Authored by ruiu on Sep 12 2014, 4:00 PM.

Details

Summary

This is a patch to discuss performance improvements, and not for
ready for submittion. It doesn't compile.

Problem:

Currently LLD parses .o files given via the command line in parallel
(see Driver.cpp). That's better than nothing, but not good enough to
use as much available cores as possible, because .a file parsing is
paralellized.

When the resolver finds a symbol in an archive file, it extracts the
file from the archive, parses it, add its symbols to the symbol table,
and then continue. It's a serial process.

Solution:

Add preload() member function to InputGraph to let it start a (light-
weight) task in background to parse a file. With this we would
have multiple tasks in background. The effect of preload() is that
it may shorten the response time of ArchiveFile::find() -- other than
that it has no effect observable from outside.

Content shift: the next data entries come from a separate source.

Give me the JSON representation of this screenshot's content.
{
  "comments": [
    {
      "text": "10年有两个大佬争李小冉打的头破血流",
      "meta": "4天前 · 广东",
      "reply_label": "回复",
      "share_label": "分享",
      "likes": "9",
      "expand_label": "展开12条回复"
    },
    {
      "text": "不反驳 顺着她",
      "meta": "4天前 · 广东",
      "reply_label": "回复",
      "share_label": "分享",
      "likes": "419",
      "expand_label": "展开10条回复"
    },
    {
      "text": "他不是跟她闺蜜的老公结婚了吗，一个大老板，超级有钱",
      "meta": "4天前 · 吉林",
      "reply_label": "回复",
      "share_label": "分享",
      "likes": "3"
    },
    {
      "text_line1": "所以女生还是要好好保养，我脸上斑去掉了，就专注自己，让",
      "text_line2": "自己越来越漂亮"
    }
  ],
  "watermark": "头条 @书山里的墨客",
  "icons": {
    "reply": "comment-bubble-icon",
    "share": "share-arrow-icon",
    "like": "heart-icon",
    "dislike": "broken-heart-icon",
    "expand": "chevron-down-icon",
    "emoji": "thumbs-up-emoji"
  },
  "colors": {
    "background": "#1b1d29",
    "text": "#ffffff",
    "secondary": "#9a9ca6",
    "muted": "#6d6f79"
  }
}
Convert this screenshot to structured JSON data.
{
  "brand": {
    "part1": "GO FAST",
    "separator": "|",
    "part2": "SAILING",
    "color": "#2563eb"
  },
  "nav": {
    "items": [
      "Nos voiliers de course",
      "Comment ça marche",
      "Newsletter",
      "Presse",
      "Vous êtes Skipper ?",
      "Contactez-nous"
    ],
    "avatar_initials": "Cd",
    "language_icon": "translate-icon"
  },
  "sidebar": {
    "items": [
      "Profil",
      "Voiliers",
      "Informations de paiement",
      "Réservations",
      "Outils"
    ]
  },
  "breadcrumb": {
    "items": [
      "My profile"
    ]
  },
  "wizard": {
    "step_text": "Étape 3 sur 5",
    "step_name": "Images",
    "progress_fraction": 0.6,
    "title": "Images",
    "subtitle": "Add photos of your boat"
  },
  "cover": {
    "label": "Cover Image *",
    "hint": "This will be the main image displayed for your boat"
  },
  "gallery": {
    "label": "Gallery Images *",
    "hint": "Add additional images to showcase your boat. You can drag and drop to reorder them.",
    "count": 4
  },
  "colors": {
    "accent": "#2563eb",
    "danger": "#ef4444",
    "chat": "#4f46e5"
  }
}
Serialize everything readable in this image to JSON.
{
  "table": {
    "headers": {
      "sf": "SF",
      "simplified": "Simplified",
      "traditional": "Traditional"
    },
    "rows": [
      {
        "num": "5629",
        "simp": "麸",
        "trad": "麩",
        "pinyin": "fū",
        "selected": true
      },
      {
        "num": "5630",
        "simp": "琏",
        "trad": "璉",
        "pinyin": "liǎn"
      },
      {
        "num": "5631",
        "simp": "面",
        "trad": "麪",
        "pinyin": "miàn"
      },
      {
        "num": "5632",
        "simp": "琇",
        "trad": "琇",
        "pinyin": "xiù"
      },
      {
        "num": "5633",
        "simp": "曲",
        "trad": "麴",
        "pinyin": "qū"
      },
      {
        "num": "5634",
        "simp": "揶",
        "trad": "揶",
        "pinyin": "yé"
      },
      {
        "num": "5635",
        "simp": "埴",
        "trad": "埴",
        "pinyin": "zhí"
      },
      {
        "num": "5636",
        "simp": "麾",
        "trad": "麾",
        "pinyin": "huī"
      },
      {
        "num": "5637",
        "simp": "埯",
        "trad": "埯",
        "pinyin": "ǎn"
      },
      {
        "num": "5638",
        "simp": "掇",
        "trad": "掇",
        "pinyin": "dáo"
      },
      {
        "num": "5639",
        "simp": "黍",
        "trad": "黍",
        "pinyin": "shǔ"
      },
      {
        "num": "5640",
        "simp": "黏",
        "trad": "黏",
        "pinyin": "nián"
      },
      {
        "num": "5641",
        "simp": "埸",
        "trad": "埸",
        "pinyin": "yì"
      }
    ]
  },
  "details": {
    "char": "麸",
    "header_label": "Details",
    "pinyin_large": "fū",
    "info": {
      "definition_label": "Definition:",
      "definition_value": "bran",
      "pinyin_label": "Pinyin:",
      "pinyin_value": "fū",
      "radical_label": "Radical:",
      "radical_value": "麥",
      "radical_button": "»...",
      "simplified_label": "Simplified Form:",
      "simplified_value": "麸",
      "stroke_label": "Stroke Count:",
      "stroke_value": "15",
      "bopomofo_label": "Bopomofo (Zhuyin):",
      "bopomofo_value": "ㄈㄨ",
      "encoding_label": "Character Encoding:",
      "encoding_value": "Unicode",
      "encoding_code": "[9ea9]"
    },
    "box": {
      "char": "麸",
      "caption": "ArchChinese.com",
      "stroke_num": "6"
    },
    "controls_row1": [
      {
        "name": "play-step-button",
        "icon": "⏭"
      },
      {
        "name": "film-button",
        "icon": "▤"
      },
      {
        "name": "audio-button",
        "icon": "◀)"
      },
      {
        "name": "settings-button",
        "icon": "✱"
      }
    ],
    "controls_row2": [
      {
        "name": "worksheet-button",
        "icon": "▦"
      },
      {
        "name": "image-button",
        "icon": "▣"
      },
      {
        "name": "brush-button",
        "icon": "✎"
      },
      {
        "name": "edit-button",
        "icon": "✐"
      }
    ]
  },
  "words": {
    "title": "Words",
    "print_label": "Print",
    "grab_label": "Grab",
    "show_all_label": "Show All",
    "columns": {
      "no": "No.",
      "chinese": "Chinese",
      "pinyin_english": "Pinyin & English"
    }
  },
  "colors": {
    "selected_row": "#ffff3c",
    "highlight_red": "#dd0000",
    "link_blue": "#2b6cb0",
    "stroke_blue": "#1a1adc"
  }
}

I think this the simplest interface for doing what I want to do. Any
opinions?

Diff Detail

Event Timeline

ruiu updated this revision to Diff 13667.Sep 12 2014, 4:00 PM
ruiu retitled this revision from to Add preload method..
ruiu updated this object.
ruiu edited the test plan for this revision. (Show Details)
ruiu added reviewers: t.p.northover, kledzik.
ruiu added a subscriber: Unknown Object (MLST).
kledzik edited edge metadata.Sep 12 2014, 4:22 PM

I assume that preload() return immediately, and that it is expected to spin off some thread to parse an archive member? If so, we have no overall throttle on how many threads will be started (a hundred undefines could spin up 100 threads). Also, how is the archive reader to coordinate if the Resolver gets to the point it really wants an object file to fulfill and undefine but some other thread is busy parsing that member?

Don't we just have a producer/consumer problem where the archive reader is the producer and the resolver is the consumer. The consumer is single threaded and currently queries (pulls from) the producer on the consumer thread. Can the driver start up some producer task for archive reading to pre-parse archives? Rather than blindly parsing all members, your idea of passing undefined symbols names to the producer is a good idea.

a) The undefined symbol could very well be in a shared library or a regular ELF object, which is already parsed by a thread.
b) There might be more than one archive library or a .o that would have the same symbol name.
c) Weak symbol resolution has to be taken care as well, as the symbol name would be the same, and symbols may be picked up from a different archive on how the weak symbol was resolved.
d) The inputGraph is agnostic to what input in the graph contains the symbol name.

We could have a background thread, that could be designated to only parse archive files by looking at undefined symbols.

What do you think ?

include/lld/Core/InputGraph.h
85

spell errors.